Cansou-se da limpeza, da pena e de todo o resto. Saiu ao mundo como
quem procura uma razão para viver e de rua em rua tornou-se mulher.
A moça que sabia apenas limpar e limpar sujava a paisagem urbana com
a sua vadiagem, como diriam os engravatados que passavam por ela com
olhares de nojo. E mesmo que o corpo masculino pedisse para jogá-la
na parede e fazê-la gritar, o asco de sua sujeira que cor nenhuma
explica impedia os engomados de desejar e a libido virava ânsia.
Ainda na rua, fez-se alguém. Agradada pelo papo do dono do albergue
entregou-se na cama ao homem errado como fizera sua mãe, talvez essa
tenha sido a herança materna. Alimentada pela esperança de ser como
os outros: casar, ter filhos e poder amar e sorrir. Ela disse ao
homem que queria unir-se a ele como mandam as leis. Homem nenhum
gosta de leis. O albergue fechou, abriu em outra cidade e ela ficou
sem ninguém.
Algo se mexia dentro da filha de outrora que numa metamorfose
multifatorial transformou-se em mãe. Não era raiva, ela não sabia
o que era. A barriga crescida chutava, pulava e, sem saber o que
fazer, a mãe do acaso apenas fazia aberturas laterais na sua única
camiseta, com estampa do Mickey. Dar espaço para a barriga crescer
não seria o suficiente. Em algum momento aquela barriga viraria uma
vida... Mais uma vida sem saber o que é sorrir? Depois de um dia
bebendo vodka barata, terminada a garrafa ela se mostrou feliz. E
sorrindo, gargalhando na verdade, tomou a decisão de sua vida: por
fim a sua eterna desilusão de viver. Não tinha o direito de dar a
alguém o destino que lhe fora imposto e com agulhas de tricô
encontradas no lixo de alguém fez carinho em seu feto ali, mesmo na
rua.
Escorrendo pelas suas pernas a cor do amor a fez feliz. O vermelho
que via nas vitrinas de dia das mães marcava sua pele tatuada,
deitou-se para esperar o fim, enfim. De mãos para cima, agora
sabendo para quem pedir o abraço, como na maternidade, entregou-se a
um novo mundo.

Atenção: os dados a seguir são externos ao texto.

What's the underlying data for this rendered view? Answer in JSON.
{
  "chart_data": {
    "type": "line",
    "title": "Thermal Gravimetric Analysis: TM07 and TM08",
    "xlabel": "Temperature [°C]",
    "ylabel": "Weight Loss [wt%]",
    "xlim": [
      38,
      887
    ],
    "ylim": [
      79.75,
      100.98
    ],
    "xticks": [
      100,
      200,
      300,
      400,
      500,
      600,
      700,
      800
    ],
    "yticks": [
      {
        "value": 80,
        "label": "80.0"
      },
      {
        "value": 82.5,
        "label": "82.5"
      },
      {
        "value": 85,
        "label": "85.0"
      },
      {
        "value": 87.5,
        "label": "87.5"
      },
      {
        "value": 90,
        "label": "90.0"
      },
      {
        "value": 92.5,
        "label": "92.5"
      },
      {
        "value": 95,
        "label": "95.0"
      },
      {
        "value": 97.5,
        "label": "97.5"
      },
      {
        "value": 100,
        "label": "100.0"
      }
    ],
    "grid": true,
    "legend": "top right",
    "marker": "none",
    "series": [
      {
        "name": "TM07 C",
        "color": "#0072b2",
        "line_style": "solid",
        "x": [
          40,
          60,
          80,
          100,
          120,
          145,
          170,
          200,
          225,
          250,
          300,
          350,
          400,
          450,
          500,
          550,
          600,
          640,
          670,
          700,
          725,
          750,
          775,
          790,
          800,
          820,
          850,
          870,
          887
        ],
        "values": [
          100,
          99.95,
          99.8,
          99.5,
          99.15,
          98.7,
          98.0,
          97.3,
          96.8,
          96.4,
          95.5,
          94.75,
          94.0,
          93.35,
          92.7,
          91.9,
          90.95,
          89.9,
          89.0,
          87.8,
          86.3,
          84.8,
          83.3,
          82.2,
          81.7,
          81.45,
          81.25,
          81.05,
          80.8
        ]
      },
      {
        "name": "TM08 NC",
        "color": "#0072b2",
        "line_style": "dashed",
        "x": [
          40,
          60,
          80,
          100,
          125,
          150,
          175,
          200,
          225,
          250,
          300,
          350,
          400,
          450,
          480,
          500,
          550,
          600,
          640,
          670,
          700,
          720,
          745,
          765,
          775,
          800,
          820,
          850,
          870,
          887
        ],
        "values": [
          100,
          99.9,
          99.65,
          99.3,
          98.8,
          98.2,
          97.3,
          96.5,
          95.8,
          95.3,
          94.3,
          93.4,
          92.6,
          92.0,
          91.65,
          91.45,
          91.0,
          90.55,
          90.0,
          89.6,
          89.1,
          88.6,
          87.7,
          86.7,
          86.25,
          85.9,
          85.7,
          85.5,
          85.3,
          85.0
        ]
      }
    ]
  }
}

Em seus braços ensangüentados, trapos sujos
imitavam um bebê. Ascendeu, então, para onde quer que seja, a
virgem de felicidade com o salvador da tristeza.
Não caiu ao mundo feito anjo, flor ou árvore, caíra feito gente.
Não dessa gente que vive do tempo, marca os passos e adora solidão
- mesmo quando está ao redor de outros. Veio como gente que cai na
contramão atrapalhando o tráfego, também não como diz Buarque,
pois caso fosse MPB, samba ou chorinho, cairia no gosto popular. Não
fora melódica nem possuidora de versos agradáveis, tinha palavras
secas e inteligíveis e, à prima vista, balbuciava um dialeto
contrário ao usual, proporcional ao seu tornado de sentimentos, pois
às vezes a linguagem é o reflexo da condição. Quem sabe o
problema tenha sido esse, ela nunca entendeu a língua daqueles que
disseram pra ela o que é viver, afinal, como diz Sartre, somos
aquilo que os outros fazem de nós.
Um comentário:
Hahaha (ouça meu riso histérico de estupefação). Uooow! Tavinho, conseguiu ficar 'melhor que casas bahia'hehe, sério. Gente. As letras também ficaram tingidas com a dor da moça, cada metáfora, prosopeia, comparação, tudo perfeito. Só ficou mais-que-perfeito porque o "dó" estava no masculino, daí foi demais, hehe. Já é um dos meus favoritos, dentre os outros teus (e olha que é difícil uma eleição dessas).